The foregoing recital of the evidence makes clear, we believe, that it falls far short of establishing the contract pleaded in the first count of the complaint, namely, that the parties agreed "that plaintiffs order and pay for certain plumbing, electrical, concrete and miscellaneous construction ... as was reasonably necessary to remodel said premises and make them fit and suitable as a meat market ..." and that it was "agreed that defendant reimburse plaintiffs for all expenditures made by plaintiffs for said work." As noted, the proof is to the effect that defendant--not plaintiffs--ordered the contractor to do certain work; that during the course thereof a dispute arose between the defendant and the contractor as to the charges made by the latter, as the result of which he stopped the work, [132 Cal. App. 2d Supp. 888] and only proceeded therewith upon the order of the plaintiffs, who promised to pay therefor. In short, that plaintiffs paid a debt contracted by the defendant to the contractor for work which defendant ordered the contractor to perform.

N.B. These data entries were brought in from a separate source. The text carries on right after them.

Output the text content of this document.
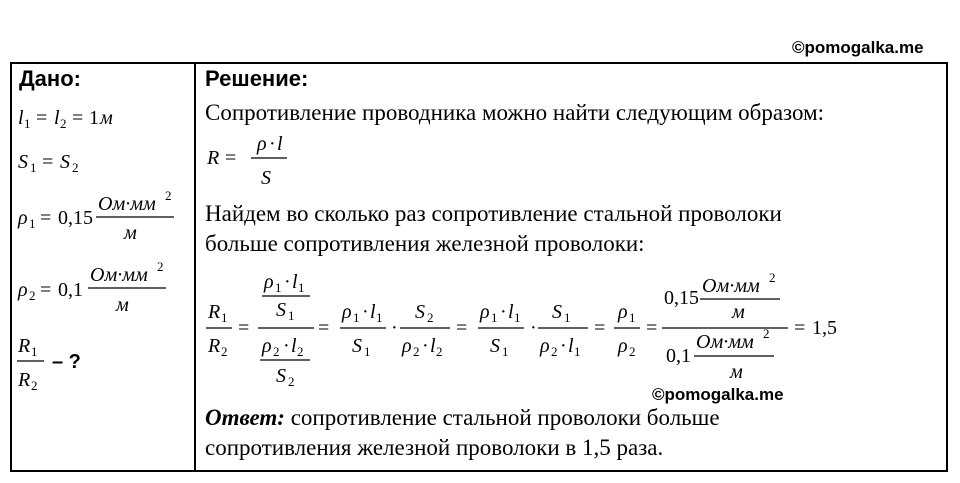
©pomogalka.me
Дано:
l 1 = l 2 = 1 м
S 1 = S 2
ρ 1 = 0,15
Ом·мм 2
м
ρ 2 = 0,1
Ом·мм 2
м
R 1
R 2
– ?
Решение:
Сопротивление проводника можно найти следующим образом:
R =
ρ · l
S
Найдем во сколько раз сопротивление стальной проволоки
больше сопротивления железной проволоки:
R 1
R 2
=
ρ 1 · l 1
S 1
ρ 2 · l 2
S 2
=
ρ 1 · l 1
S 1
·
S 2
ρ 2 · l 2
=
ρ 1 · l 1
S 1
·
S 1
ρ 2 · l 1
=
ρ 1
ρ 2
=
0,15
Ом·мм 2
м
0,1
Ом·мм 2
м
= 1,5
©pomogalka.me
Ответ: сопротивление стальной проволоки больше
сопротивления железной проволоки в 1,5 раза.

It may well be that, under the evidence, plaintiffs might be entitled to maintain an action against defendant under the doctrine of subrogation, in that, in order to protect an interest of their own, they discharged a debt of the defendant which in equity and good conscience should have been paid by him. (See Fresno Inv. Co. v. Brandon (1926), 79 Cal. App. 387, 389 [249 P. 548, 549]; Stein v. Simpson (1951), 37 Cal. 2d 79, 84 [230 P.2d 816, 819-820].) However, no such case is presented by the pleadings, and, despite the fact that defendant when making a motion for a nonsuit pointed out the absence of any evidence establishing a contract as alleged, plaintiffs made no request for leave to amend their complaint. The judgment, resting as it does upon a finding of the existence of the express contract pleaded, which finding is unsupported by the evidence, cannot stand. Likewise, without support is the finding with respect to the third count to the effect that plaintiffs loaned to defendant the sum of $2,901.11, for there is not a scintilla of evidence to be found in the record that plaintiffs loaned any money to defendant. Upon a retrial, the parties should be permitted to amend their pleadings, if so advised.

The judgment is reversed.

BISHOP, Acting P. J.

I concur in the judgment and in the opinion. In order that the plaintiffs may recover on the theory of their complaint, they must prove in addition to the alleged agreement with the defendant, a supplementary one with the general contractor. Plaintiff Kaplan undertook to do this by stating, as a witness, the conversation that he had had with the general contractor. The trial court interposed its own objection, declaring that the evidence would be hearsay, unless the defendant were present. This ruling was erroneous, and prejudicial. As stated in Jones Commentaries on Evidence, second edition, volume 3, page 2014: "It is hardly necessary to cite authorities to the obvious proposition that when proof is to be made of a parol contract, or when for other reasons the statements of a person are relevant, such statements may be proved by third persons who were present as well as by the one who used the language. In such case the statements are not hearsay, but substantive evidence."